- The paper introduces the Siren framework, which leverages collaborative RVQ transformers and reinforcement learning to address orthogonality and semantic degradation challenges.
- It distributes the RVQ code prediction task among multiple transformers with causal conditioning to improve interdependency and reduce learning friction.
- Experiments demonstrate that Siren outperforms existing language model and diffusion-based systems on benchmarks like AudioCaps, achieving state-of-the-art audio fidelity.
LLM Based Text-to-Audio Generation: Anti-Causally Aligned Collaborative Residual Transformers
Introduction
The work discusses the application of autoregressive LLMs (LMs) equipped with Residual Vector Quantization (RVQ) tokenizers in the field of text-to-audio (T2A) generation, and attempts to address their current limitations when compared to diffusion-based models. The authors acknowledge the benefits of higher audio reconstruction fidelity that come with increasing RVQ layers, but indicate the resulting complexity exceeds the generation capabilities of conventional LMs. The paper introduces the Siren framework, which leverages multiple isolated transformers alongside reinforcement learning for anti-causal alignment. This method aims to enhance audio synthesis fidelity, thus challenging the supremacy of diffusion models in T2A tasks.
Methodology
The authors of the paper identify two significant issues hindering the performance of RVQ-facilitated LMs: the orthogonality of features across RVQ layers, and the diminishing semantic richness in deeper layers. These problems affect both the training effectiveness of LMs and perpetuate exposure bias during autoregressive decoding.

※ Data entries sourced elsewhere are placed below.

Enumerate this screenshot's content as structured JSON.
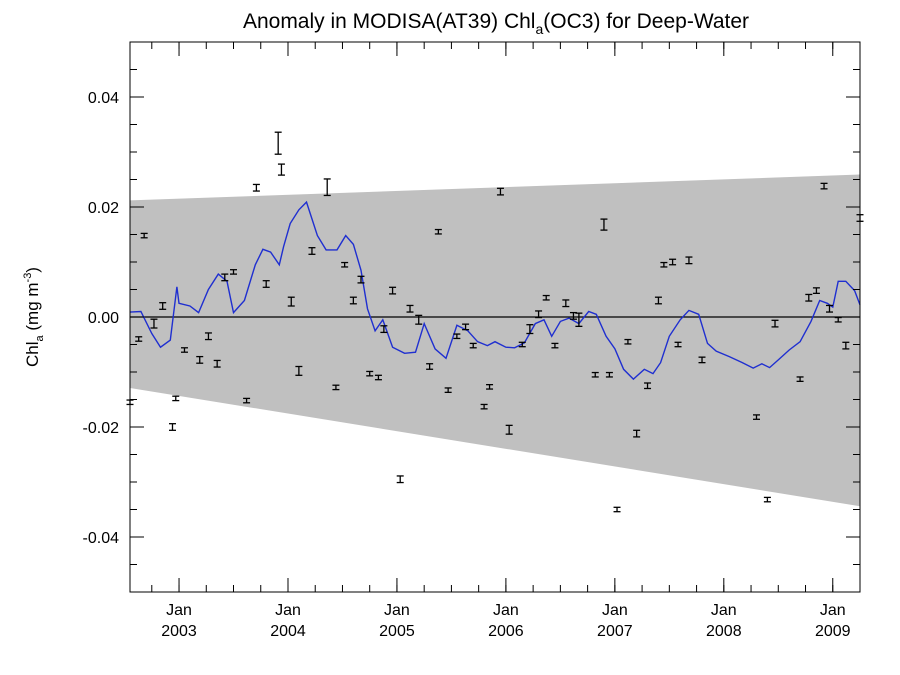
{
  "chart_data": {
    "type": "line",
    "title": {
      "prefix": "Anomaly in MODISA(AT39) Chl",
      "subscript": "a",
      "suffix": "(OC3) for Deep-Water"
    },
    "ylabel": {
      "prefix": "Chl",
      "subscript": "a",
      "unit_prefix": " (mg m",
      "superscript": "-3",
      "unit_suffix": ")"
    },
    "xlabel": "",
    "xlim": [
      2002.55,
      2009.25
    ],
    "ylim": [
      -0.05,
      0.05
    ],
    "y_ticks": [
      {
        "value": 0.04,
        "label": "0.04"
      },
      {
        "value": 0.02,
        "label": "0.02"
      },
      {
        "value": 0.0,
        "label": "0.00"
      },
      {
        "value": -0.02,
        "label": "-0.02"
      },
      {
        "value": -0.04,
        "label": "-0.04"
      }
    ],
    "x_ticks": [
      {
        "value": 2003.0,
        "month": "Jan",
        "year": "2003"
      },
      {
        "value": 2004.0,
        "month": "Jan",
        "year": "2004"
      },
      {
        "value": 2005.0,
        "month": "Jan",
        "year": "2005"
      },
      {
        "value": 2006.0,
        "month": "Jan",
        "year": "2006"
      },
      {
        "value": 2007.0,
        "month": "Jan",
        "year": "2007"
      },
      {
        "value": 2008.0,
        "month": "Jan",
        "year": "2008"
      },
      {
        "value": 2009.0,
        "month": "Jan",
        "year": "2009"
      }
    ],
    "zero_line": 0.0,
    "band": {
      "color": "#c0c0c0",
      "upper": [
        [
          2002.55,
          0.0212
        ],
        [
          2009.25,
          0.0259
        ]
      ],
      "lower": [
        [
          2002.55,
          -0.0129
        ],
        [
          2009.25,
          -0.0344
        ]
      ]
    },
    "series": [
      {
        "color": "#1f2fd0",
        "points": [
          [
            2002.55,
            0.0009
          ],
          [
            2002.65,
            0.001
          ],
          [
            2002.75,
            -0.003
          ],
          [
            2002.83,
            -0.0055
          ],
          [
            2002.92,
            -0.0042
          ],
          [
            2002.98,
            0.0055
          ],
          [
            2003.0,
            0.0025
          ],
          [
            2003.1,
            0.002
          ],
          [
            2003.18,
            0.0008
          ],
          [
            2003.27,
            0.005
          ],
          [
            2003.36,
            0.0078
          ],
          [
            2003.44,
            0.0065
          ],
          [
            2003.5,
            0.0008
          ],
          [
            2003.6,
            0.003
          ],
          [
            2003.7,
            0.0095
          ],
          [
            2003.77,
            0.0123
          ],
          [
            2003.84,
            0.0118
          ],
          [
            2003.92,
            0.0095
          ],
          [
            2003.96,
            0.0128
          ],
          [
            2004.02,
            0.017
          ],
          [
            2004.1,
            0.0195
          ],
          [
            2004.17,
            0.0209
          ],
          [
            2004.27,
            0.0148
          ],
          [
            2004.35,
            0.0122
          ],
          [
            2004.45,
            0.0122
          ],
          [
            2004.53,
            0.0148
          ],
          [
            2004.6,
            0.0132
          ],
          [
            2004.67,
            0.0085
          ],
          [
            2004.73,
            0.0015
          ],
          [
            2004.8,
            -0.0025
          ],
          [
            2004.87,
            -0.0005
          ],
          [
            2004.96,
            -0.0055
          ],
          [
            2005.07,
            -0.0066
          ],
          [
            2005.17,
            -0.0064
          ],
          [
            2005.25,
            -0.0012
          ],
          [
            2005.35,
            -0.0058
          ],
          [
            2005.45,
            -0.0075
          ],
          [
            2005.55,
            -0.0015
          ],
          [
            2005.65,
            -0.0025
          ],
          [
            2005.74,
            -0.0045
          ],
          [
            2005.83,
            -0.0052
          ],
          [
            2005.9,
            -0.0045
          ],
          [
            2006.0,
            -0.0055
          ],
          [
            2006.08,
            -0.0056
          ],
          [
            2006.17,
            -0.0047
          ],
          [
            2006.27,
            -0.0012
          ],
          [
            2006.35,
            -0.0005
          ],
          [
            2006.42,
            -0.0035
          ],
          [
            2006.5,
            -0.0008
          ],
          [
            2006.58,
            -0.0002
          ],
          [
            2006.67,
            -0.0012
          ],
          [
            2006.76,
            0.001
          ],
          [
            2006.83,
            0.0005
          ],
          [
            2006.92,
            -0.0035
          ],
          [
            2007.0,
            -0.0058
          ],
          [
            2007.08,
            -0.0095
          ],
          [
            2007.17,
            -0.0113
          ],
          [
            2007.27,
            -0.0095
          ],
          [
            2007.35,
            -0.0103
          ],
          [
            2007.42,
            -0.0083
          ],
          [
            2007.5,
            -0.0035
          ],
          [
            2007.6,
            -0.0005
          ],
          [
            2007.68,
            0.0012
          ],
          [
            2007.77,
            0.0005
          ],
          [
            2007.85,
            -0.0048
          ],
          [
            2007.93,
            -0.0062
          ],
          [
            2008.05,
            -0.0072
          ],
          [
            2008.17,
            -0.0083
          ],
          [
            2008.27,
            -0.0093
          ],
          [
            2008.35,
            -0.0085
          ],
          [
            2008.42,
            -0.0092
          ],
          [
            2008.5,
            -0.0078
          ],
          [
            2008.6,
            -0.006
          ],
          [
            2008.7,
            -0.0045
          ],
          [
            2008.8,
            -0.0008
          ],
          [
            2008.88,
            0.003
          ],
          [
            2008.95,
            0.0025
          ],
          [
            2009.0,
            0.0018
          ],
          [
            2009.05,
            0.0065
          ],
          [
            2009.12,
            0.0065
          ],
          [
            2009.2,
            0.0048
          ],
          [
            2009.25,
            0.0022
          ]
        ]
      }
    ],
    "error_bars": {
      "color": "#000000",
      "points": [
        [
          2002.55,
          -0.0155,
          0.0004
        ],
        [
          2002.63,
          -0.004,
          0.0004
        ],
        [
          2002.68,
          0.0148,
          0.0004
        ],
        [
          2002.77,
          -0.0012,
          0.0008
        ],
        [
          2002.85,
          0.002,
          0.0006
        ],
        [
          2002.94,
          -0.02,
          0.0006
        ],
        [
          2002.97,
          -0.0148,
          0.0004
        ],
        [
          2003.05,
          -0.006,
          0.0004
        ],
        [
          2003.19,
          -0.0078,
          0.0006
        ],
        [
          2003.27,
          -0.0035,
          0.0006
        ],
        [
          2003.35,
          -0.0085,
          0.0006
        ],
        [
          2003.42,
          0.0072,
          0.0006
        ],
        [
          2003.5,
          0.0082,
          0.0004
        ],
        [
          2003.62,
          -0.0152,
          0.0004
        ],
        [
          2003.71,
          0.0235,
          0.0006
        ],
        [
          2003.8,
          0.006,
          0.0006
        ],
        [
          2003.91,
          0.0316,
          0.002
        ],
        [
          2003.94,
          0.0268,
          0.001
        ],
        [
          2004.03,
          0.0028,
          0.0008
        ],
        [
          2004.1,
          -0.0098,
          0.0008
        ],
        [
          2004.22,
          0.012,
          0.0006
        ],
        [
          2004.36,
          0.0236,
          0.0015
        ],
        [
          2004.44,
          -0.0128,
          0.0004
        ],
        [
          2004.52,
          0.0095,
          0.0004
        ],
        [
          2004.6,
          0.003,
          0.0006
        ],
        [
          2004.67,
          0.0068,
          0.0006
        ],
        [
          2004.75,
          -0.0103,
          0.0004
        ],
        [
          2004.83,
          -0.011,
          0.0004
        ],
        [
          2004.88,
          -0.0022,
          0.0006
        ],
        [
          2004.96,
          0.0048,
          0.0006
        ],
        [
          2005.03,
          -0.0295,
          0.0006
        ],
        [
          2005.12,
          0.0015,
          0.0006
        ],
        [
          2005.2,
          -0.0005,
          0.0008
        ],
        [
          2005.3,
          -0.009,
          0.0005
        ],
        [
          2005.38,
          0.0155,
          0.0004
        ],
        [
          2005.47,
          -0.0133,
          0.0004
        ],
        [
          2005.55,
          -0.0035,
          0.0004
        ],
        [
          2005.63,
          -0.0018,
          0.0005
        ],
        [
          2005.7,
          -0.0052,
          0.0004
        ],
        [
          2005.8,
          -0.0163,
          0.0004
        ],
        [
          2005.85,
          -0.0127,
          0.0004
        ],
        [
          2005.95,
          0.0228,
          0.0006
        ],
        [
          2006.03,
          -0.0205,
          0.0008
        ],
        [
          2006.15,
          -0.005,
          0.0004
        ],
        [
          2006.22,
          -0.0022,
          0.0008
        ],
        [
          2006.3,
          0.0005,
          0.0006
        ],
        [
          2006.37,
          0.0035,
          0.0004
        ],
        [
          2006.45,
          -0.0052,
          0.0004
        ],
        [
          2006.55,
          0.0025,
          0.0006
        ],
        [
          2006.62,
          0.0002,
          0.0006
        ],
        [
          2006.67,
          -0.0005,
          0.0012
        ],
        [
          2006.82,
          -0.0105,
          0.0004
        ],
        [
          2006.9,
          0.0168,
          0.001
        ],
        [
          2006.95,
          -0.0105,
          0.0004
        ],
        [
          2007.02,
          -0.035,
          0.0004
        ],
        [
          2007.12,
          -0.0045,
          0.0004
        ],
        [
          2007.2,
          -0.0212,
          0.0006
        ],
        [
          2007.3,
          -0.0125,
          0.0005
        ],
        [
          2007.4,
          0.003,
          0.0006
        ],
        [
          2007.45,
          0.0095,
          0.0004
        ],
        [
          2007.53,
          0.01,
          0.0005
        ],
        [
          2007.58,
          -0.005,
          0.0004
        ],
        [
          2007.68,
          0.0103,
          0.0006
        ],
        [
          2007.8,
          -0.0078,
          0.0005
        ],
        [
          2008.3,
          -0.0182,
          0.0004
        ],
        [
          2008.4,
          -0.0332,
          0.0004
        ],
        [
          2008.47,
          -0.0012,
          0.0006
        ],
        [
          2008.7,
          -0.0113,
          0.0004
        ],
        [
          2008.78,
          0.0035,
          0.0006
        ],
        [
          2008.85,
          0.0048,
          0.0005
        ],
        [
          2008.92,
          0.0238,
          0.0005
        ],
        [
          2008.97,
          0.0015,
          0.0006
        ],
        [
          2009.05,
          -0.0005,
          0.0004
        ],
        [
          2009.12,
          -0.0052,
          0.0006
        ],
        [
          2009.25,
          0.018,
          0.0006
        ]
      ]
    },
    "legend": "none",
    "grid": false
  }
}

To mitigate these issues, the Siren framework employs several key innovations. Siren distributes the RVQ code prediction task among multiple transformers—each tasked with a subset of the RVQ layers—in order to reduce the inherent learning friction within any single transformer. This is augmented through causal conditioning to preserve interdependency among RVQ codes. To further address semantic degradation and exposure bias, Siren implements reinforcement learning to align the outputs of the transformers, enhancing the fidelity and stability of generated audios.
Figure 1: Residual Vector Quantization Process, showing the quantization sequences and their performance update as RVQ depth increases.

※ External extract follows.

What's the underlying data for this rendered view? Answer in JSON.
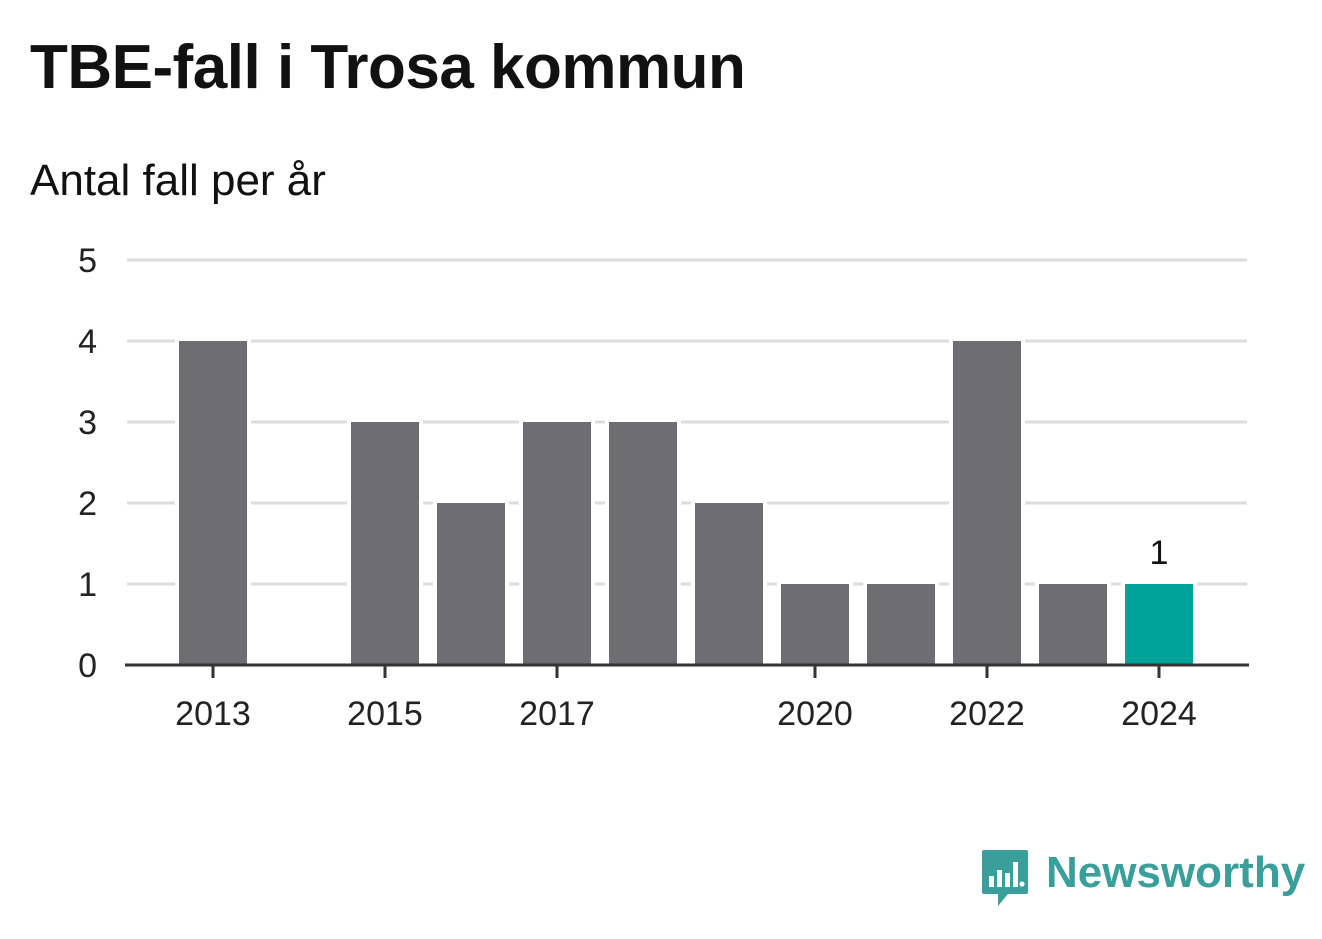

Figure 2: Demonstrates the orthogonality and semantic degradation challenges in RVQ with layer-specific feature distributions and learning curve disparities.
Experimental Results
The Siren framework was evaluated through extensive experimentation, demonstrating that it outperformed existing LM and diffusion-based T2A systems on key benchmarks like AudioCaps. By effectively bridging the representational gap between discrete LM tokens and continuous audio structures, Siren achieves superior fidelity in audio generation tasks. The framework showcases its ability to produce state-of-the-art audio outputs with enhanced clarity, aligning closer to diffusion model outputs, which have historically dominated due to their prowess in managing continuous data features.
Figure 3: The pipeline of the proposed Siren framework, utilizing parallel transformers for efficient RVQ code predictions and audio waveform recovery.

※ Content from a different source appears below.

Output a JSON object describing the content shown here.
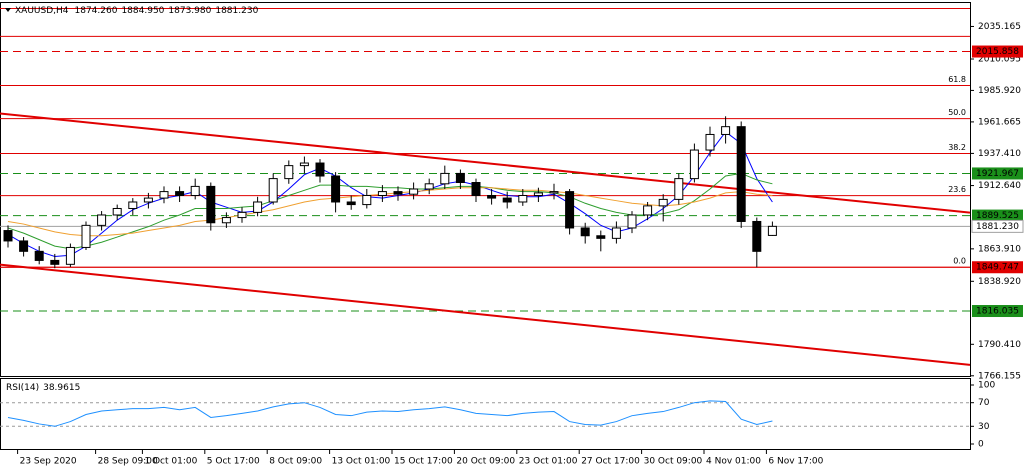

Figure 4: Reinforcement learning strategy in Siren used for aligning initial transformer outputs to enhance audio quality.
Implications and Future Directions
The advances presented by the Siren framework have notable implications in the T2A domain, suggesting LMs as viable competitors to diffusion models by harnessing collaborative and reinforcement learning strategies. This paradigm shift not only improves audio fidelity but also opens avenues for constructing more integrated, multi-modal generation frameworks that could extend beyond audio to synergize with visual and textual modalities.
Theoretically, future work may explore optimizing the collaborative training of transformers further, improving data efficiency and extending the application of anti-causal alignments in more granular sequence prediction tasks. Practically, enhancing tokenizer architecture to better capture high-level acoustic semantics appears to be a promising area for development, potentially reducing model size while maintaining output quality.
Conclusion
The research presents a comprehensive approach to overcoming the inherent challenges of applying LMs in T2A tasks. By resolving key barriers like RVQ feature orthogonality and semantic degradation through Siren's innovative framework, the paper sets a new benchmark for T2A systems, challenging diffusion models' dominance. Future advancements promise even greater integration across modalities, revolutionizing how audio generation is approached in AI research.